While Hollywood's success - its persistence - has remained constant for almost one hundred years, the study of its success has undergone significant expansion and transformation. Since the 1960s, Thomas Elsaesser's research has spearheaded the study of Hollywood, beginning with his classic essays on auteurism and cinephilia, focused around a director's themes and style, up to his analysis of the "corporate authorship" of contemporary director James Cameron. In between, he has helped to transform film studies by incorporating questions of narrative, genre, desire, ideology and, more recently, Hollywood's economic-technological infrastructure and its place within global capitalism.
The Persistence of Hollywood brings together Elsaesser's key writings about Hollywood filmmaking. It includes his detailed studies of individual directors (including Minnelli, Fuller, Ray, Hitchcock, Lang, Altman, Kubrick, Coppola, and Cameron), as well as essays charting the shifts from classic to corporate Hollywood by way of the New Hollywood and the resurgence of the blockbuster.

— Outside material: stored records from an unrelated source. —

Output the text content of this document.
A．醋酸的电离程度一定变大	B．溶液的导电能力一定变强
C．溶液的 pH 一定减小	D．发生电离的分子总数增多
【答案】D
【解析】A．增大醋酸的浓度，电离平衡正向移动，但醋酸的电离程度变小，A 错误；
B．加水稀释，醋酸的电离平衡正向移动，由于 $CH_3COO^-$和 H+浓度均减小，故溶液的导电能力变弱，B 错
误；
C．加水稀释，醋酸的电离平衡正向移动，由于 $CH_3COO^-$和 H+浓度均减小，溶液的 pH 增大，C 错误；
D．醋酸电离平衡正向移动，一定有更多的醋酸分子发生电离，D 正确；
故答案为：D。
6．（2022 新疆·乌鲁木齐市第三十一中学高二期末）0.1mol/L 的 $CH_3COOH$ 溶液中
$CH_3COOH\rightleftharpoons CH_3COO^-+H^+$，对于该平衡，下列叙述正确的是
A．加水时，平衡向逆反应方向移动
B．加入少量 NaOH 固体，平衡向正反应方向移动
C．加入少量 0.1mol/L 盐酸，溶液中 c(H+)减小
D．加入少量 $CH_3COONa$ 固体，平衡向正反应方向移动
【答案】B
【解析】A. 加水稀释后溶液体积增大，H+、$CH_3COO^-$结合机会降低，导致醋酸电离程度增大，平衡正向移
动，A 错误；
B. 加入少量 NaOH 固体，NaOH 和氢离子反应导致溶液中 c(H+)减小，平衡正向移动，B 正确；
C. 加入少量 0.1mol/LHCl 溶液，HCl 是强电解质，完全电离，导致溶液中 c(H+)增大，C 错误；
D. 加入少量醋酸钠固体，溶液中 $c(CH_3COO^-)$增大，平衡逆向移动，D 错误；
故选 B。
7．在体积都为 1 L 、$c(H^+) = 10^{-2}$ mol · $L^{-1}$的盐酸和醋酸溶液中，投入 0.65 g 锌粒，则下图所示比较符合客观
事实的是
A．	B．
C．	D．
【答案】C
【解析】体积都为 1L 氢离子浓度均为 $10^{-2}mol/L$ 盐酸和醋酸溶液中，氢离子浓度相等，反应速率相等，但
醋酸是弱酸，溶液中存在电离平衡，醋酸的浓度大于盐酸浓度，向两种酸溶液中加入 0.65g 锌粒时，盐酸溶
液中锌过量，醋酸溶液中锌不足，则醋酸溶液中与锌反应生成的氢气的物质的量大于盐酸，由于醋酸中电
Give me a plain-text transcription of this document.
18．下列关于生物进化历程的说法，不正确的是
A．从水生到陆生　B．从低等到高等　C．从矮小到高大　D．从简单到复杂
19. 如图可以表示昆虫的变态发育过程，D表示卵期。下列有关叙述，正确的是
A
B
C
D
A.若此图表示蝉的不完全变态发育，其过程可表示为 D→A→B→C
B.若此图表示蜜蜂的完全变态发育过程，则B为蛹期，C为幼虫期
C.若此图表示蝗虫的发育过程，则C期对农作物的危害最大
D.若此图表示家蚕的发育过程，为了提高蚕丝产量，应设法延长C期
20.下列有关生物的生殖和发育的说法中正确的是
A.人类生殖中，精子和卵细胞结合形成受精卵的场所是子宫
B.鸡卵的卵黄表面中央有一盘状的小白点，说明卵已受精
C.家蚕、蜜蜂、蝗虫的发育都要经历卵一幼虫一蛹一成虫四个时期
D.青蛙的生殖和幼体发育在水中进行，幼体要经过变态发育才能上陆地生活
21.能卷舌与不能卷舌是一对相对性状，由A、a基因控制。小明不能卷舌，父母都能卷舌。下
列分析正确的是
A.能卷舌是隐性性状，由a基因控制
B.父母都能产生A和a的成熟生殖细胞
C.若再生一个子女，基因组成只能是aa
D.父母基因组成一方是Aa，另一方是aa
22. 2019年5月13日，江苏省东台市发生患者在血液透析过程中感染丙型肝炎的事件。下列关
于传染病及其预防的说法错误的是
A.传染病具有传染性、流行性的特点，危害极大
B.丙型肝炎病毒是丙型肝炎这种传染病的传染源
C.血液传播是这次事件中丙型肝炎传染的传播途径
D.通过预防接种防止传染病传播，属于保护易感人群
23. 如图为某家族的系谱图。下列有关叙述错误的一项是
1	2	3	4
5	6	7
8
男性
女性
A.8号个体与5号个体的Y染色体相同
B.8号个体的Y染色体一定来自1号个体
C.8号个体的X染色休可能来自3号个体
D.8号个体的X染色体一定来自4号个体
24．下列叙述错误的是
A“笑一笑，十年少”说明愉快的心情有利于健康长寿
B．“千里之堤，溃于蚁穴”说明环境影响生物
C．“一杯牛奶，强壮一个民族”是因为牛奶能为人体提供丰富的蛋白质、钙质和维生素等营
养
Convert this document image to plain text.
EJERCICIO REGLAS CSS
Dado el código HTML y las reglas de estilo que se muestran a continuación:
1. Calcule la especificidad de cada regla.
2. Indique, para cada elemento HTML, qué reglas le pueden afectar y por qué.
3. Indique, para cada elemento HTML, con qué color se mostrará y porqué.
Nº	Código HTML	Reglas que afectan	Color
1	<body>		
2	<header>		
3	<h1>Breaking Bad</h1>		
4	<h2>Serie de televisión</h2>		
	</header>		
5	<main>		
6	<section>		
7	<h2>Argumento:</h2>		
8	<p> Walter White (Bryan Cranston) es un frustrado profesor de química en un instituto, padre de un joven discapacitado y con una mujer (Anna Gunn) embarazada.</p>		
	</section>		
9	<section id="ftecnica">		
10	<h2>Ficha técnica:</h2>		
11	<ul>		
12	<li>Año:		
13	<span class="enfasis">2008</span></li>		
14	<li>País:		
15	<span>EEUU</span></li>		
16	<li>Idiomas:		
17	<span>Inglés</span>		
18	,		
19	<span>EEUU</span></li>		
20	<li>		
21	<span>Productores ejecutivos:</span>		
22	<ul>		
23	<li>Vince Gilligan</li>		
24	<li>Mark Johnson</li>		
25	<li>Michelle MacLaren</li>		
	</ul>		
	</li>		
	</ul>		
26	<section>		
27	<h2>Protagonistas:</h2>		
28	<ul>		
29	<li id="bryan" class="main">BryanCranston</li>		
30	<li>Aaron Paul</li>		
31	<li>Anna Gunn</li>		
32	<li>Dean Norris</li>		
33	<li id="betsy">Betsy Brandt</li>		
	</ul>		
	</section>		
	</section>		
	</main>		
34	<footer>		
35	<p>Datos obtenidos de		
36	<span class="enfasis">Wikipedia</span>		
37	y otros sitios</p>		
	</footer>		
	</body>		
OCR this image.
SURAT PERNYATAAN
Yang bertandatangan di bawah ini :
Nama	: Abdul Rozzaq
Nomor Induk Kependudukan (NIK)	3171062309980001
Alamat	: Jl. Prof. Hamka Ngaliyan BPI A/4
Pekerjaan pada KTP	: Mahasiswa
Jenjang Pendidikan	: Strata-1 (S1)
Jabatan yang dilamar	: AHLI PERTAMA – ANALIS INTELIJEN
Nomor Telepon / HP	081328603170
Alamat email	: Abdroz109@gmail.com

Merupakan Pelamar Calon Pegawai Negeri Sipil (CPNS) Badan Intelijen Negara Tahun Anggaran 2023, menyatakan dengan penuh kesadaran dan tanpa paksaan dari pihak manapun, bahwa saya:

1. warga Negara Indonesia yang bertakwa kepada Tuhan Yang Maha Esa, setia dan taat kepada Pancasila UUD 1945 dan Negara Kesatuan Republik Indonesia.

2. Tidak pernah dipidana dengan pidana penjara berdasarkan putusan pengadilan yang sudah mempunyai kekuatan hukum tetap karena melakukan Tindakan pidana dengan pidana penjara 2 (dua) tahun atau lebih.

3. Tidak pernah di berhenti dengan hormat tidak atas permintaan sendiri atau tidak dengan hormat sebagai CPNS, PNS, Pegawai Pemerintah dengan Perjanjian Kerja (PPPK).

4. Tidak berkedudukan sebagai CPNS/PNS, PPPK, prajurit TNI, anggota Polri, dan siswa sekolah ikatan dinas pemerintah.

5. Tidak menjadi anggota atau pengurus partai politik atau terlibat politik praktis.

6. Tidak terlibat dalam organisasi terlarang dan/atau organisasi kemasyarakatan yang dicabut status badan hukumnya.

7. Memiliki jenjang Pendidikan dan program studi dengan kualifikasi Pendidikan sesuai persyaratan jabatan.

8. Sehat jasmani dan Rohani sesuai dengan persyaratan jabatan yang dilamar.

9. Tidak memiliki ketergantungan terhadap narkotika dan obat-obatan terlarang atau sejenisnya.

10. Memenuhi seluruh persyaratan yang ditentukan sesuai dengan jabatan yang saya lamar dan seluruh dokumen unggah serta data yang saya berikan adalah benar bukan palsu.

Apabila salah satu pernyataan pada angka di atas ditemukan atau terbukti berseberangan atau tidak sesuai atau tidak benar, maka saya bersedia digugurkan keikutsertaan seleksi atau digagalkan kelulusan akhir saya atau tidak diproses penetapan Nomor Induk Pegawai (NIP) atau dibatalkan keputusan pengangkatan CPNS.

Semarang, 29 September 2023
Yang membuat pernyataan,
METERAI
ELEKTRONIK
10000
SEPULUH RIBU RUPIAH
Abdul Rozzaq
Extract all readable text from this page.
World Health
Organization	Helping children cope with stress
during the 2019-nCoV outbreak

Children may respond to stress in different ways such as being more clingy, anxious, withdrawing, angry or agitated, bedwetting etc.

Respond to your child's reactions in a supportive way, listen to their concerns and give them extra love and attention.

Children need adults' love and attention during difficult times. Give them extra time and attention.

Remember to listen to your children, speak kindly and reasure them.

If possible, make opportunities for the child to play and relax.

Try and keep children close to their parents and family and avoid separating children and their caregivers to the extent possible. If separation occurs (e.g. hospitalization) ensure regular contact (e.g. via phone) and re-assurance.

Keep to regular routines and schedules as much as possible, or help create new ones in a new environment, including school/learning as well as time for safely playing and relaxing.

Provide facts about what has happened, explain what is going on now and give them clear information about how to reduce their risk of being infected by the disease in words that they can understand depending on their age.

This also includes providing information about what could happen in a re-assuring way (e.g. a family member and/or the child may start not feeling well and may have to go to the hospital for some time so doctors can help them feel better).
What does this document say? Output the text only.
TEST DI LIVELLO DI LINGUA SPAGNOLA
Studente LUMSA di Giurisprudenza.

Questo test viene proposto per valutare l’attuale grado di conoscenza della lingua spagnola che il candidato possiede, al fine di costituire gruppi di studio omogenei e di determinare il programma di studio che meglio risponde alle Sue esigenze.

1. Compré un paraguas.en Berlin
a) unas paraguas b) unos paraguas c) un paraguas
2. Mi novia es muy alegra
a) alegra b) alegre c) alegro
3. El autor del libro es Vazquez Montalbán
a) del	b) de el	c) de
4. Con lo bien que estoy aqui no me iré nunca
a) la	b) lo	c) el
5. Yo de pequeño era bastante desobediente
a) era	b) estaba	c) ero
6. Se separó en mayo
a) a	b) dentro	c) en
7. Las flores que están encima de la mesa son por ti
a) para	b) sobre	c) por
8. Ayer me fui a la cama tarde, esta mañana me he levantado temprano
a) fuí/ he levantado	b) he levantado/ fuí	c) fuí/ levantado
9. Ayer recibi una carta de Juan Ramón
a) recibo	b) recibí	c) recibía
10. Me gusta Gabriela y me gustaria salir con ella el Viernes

The book also presents a history of the different critical-theoretical paradigms central to film studies in its analysis of Hollywood, from auteurism and cinephilia to textual analysis, Marxism, psychoanalysis, and post-industrial analysis.
About the Author: Thomas Elsaesser is Professor Emeritus of Film and Television Studies at the University of Amsterdam and, since 2006, Visiting Professor at Yale University. Among his recent books as author are: Weimar Cinema and After (Routledge, 2000); Metropolis (BFI, 2000); Studying Contemporary American Film (Hodder, 2002, with Warren Buckland); European Cinema: Face to Face with Hollywood (Amsterdam University Press, 2005); Film Theory: An Introduction Through the Senses (Routledge, 2010, with Malte Hagener).